When performing playback experiments with birds, is there a biologically relevant source level for song playbacks?

I have read that a standard value is 90 dB @ 1 m, however I could not find a good reason that justified this value. Is there evidence that songbirds' source level is really that high? Is it not different across species? What happens if the playback source level is too high? Is it transformed into a super-aggressive signal? And can we compare results obtained with playbacks of different amplitudes?

Sorry for the beginner's question....

  • 1
    Hi @lframond, could you please provide reference/s for the stated convention?
    – Thejasvi
    Jul 27 at 7:41

2 Answers 2


It is not all all a beginner's question, on the contrary, in underwater behavioral response studies a lot of money was spent to realize that responses are context dependent.

So, answer to OP is that the playback sound level should be adapted to the experiment you are carrying out. Varying sound levels is fine if one wanted to determine the onset of a certain behavior as function of sound intensity for the otherwise fix context.

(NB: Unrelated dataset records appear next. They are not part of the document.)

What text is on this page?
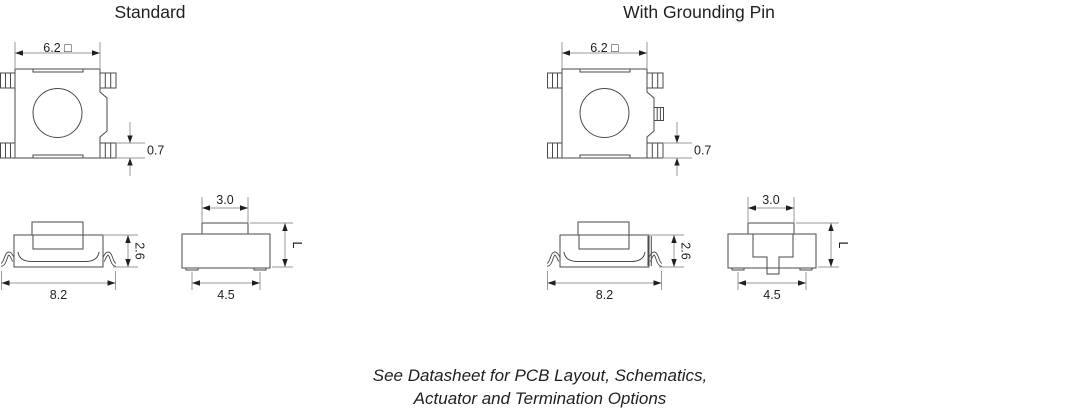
Standard	With Grounding Pin
6.2 □
0.7
8.2
2.6
3.0
4.5
L
6.2 □
0.7
8.2
2.6
3.0
4.5
L
See Datasheet for PCB Layout, Schematics,
Actuator and Termination Options
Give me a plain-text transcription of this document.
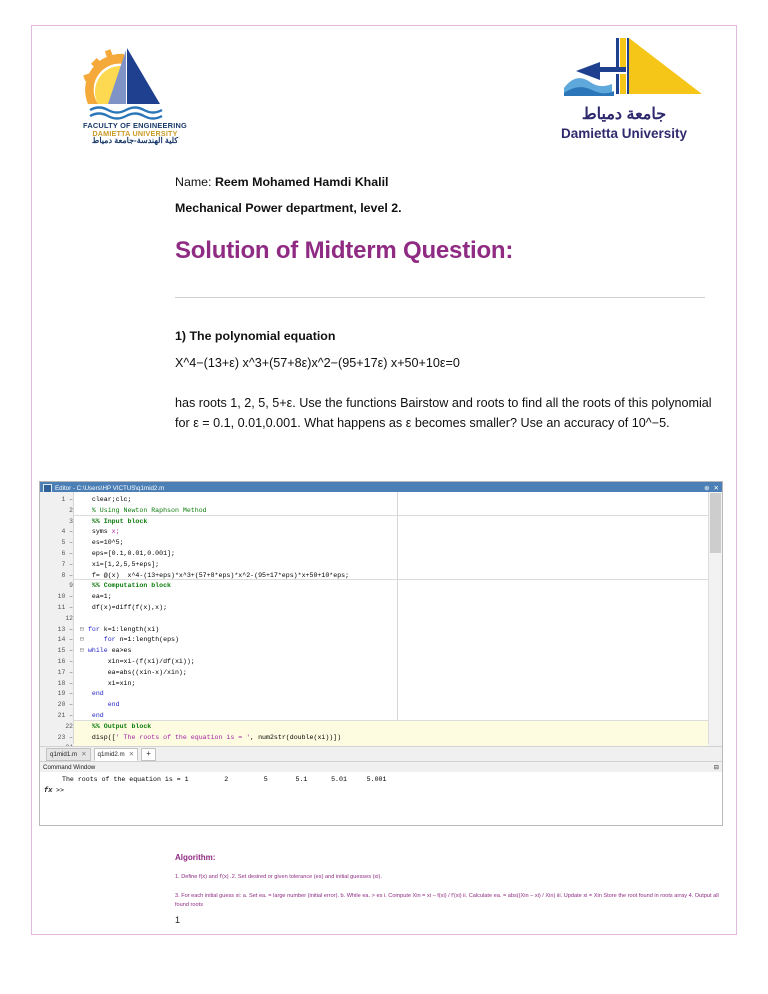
FACULTY OF ENGINEERING
DAMIETTA UNIVERSITY
كلية الهندسة-جامعة دمياط
جامعة دمياط
Damietta University
Name: Reem Mohamed Hamdi Khalil
Mechanical Power department, level 2.
Solution of Midterm Question:
1) The polynomial equation
X^4−(13+ε) x^3+(57+8ε)x^2−(95+17ε) x+50+10ε=0
has roots 1, 2, 5, 5+ε. Use the functions Bairstow and roots to find all the roots of this polynomial for ε = 0.1, 0.01,0.001. What happens as ε becomes smaller? Use an accuracy of 10^−5.
Editor - C:\Users\HP VICTUS\q1mid2.m	⊕ ✕
clear;clc;
% Using Newton Raphson Method
%% Input block
syms x;
es=10^5;
eps=[0.1,0.01,0.001];
xi=[1,2,5,5+eps];
f= @(x)  x^4-(13+eps)*x^3+(57+8*eps)*x^2-(95+17*eps)*x+50+10*eps;
%% Computation block
ea=1;
df(x)=diff(f(x),x);

⊟ for k=1:length(xi)
⊟     for n=1:length(eps)
⊟ while ea>es
xin=xi-(f(xi)/df(xi));
ea=abs((xin-x)/xin);
xi=xin;
end
end
end
%% Output block
disp([' The roots of the equation is = ', num2str(double(xi))])

1 –
2
3
4 –
5 –
6 –
7 –
8 –
9
10 –
11 –
12
13 –
14 –
15 –
16 –
17 –
18 –
19 –
20 –
21 –
22
23 –
q1mid1.m ✕ q1mid2.m ✕	+
Command Window	⊟
The roots of the equation is = 1         2         5       5.1      5.01     5.001
fx >>
Algorithm:
1. Define f(x) and f'(x) .2. Set desired or given tolerance (es) and initial guesses (xi).
3. For each initial guess xi: a. Set ea. = large number (initial error). b. While ea. > es i. Compute Xin = xi – f(xi) / f'(xi) ii. Calculate ea. = abs((Xin – xi) / Xin) iii. Update xi = Xin Store the root found in roots array 4. Output all found roots
1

Keep in mind, it is the received sound that counts and not the transmitted sound level, however, reaction to weak predator calls at close distance may be interpreted differently than that of somewhat louder calls at larger distances. Animals are smart enough to deduce distances from received signals and react differently.

Stacy DeRuiter's paper describes such a case for beaked whale responses to simulated and real naval sonar.

Ref: DeRuiter, Stacy L., et al. "First direct measurements of behavioural responses by Cuvier's beaked whales to mid-frequency active sonar." Biology letters 9.4 (2013): 20130223.


In playback experiments (any animals), it is crucial to monitor or estimate the sound level at the receiver's location, and not only at a random/standard distance to the speaker.

  • If you play back "natural" recordings, you should adjust the amplitude of your signal in order to have a sound level at the receiver's position that is similar to what happens in natural conditions.
  • if you play back sounds that does not exist in natural conditions, you should adjust the amplitude of your signal in order to comply with the sound levels which you want to test at the receiver's position.

Otherwise, your tested animal may not hear the sound if it is too quiet or behave unexpectedly if the sound is too loud.

Then, you should not compare results with different sound levels, except if the sound level has been included as an explanatory variable in your statistical model, provided you have enough replicates for each sound level etc.

PS: The sound level at e.g. 1 m can be reported for information about the power of the playback source, but it I don't think it should be a standard (except maybe for very particular experimental protocols), since it is not related to the receiver's perception of sound level.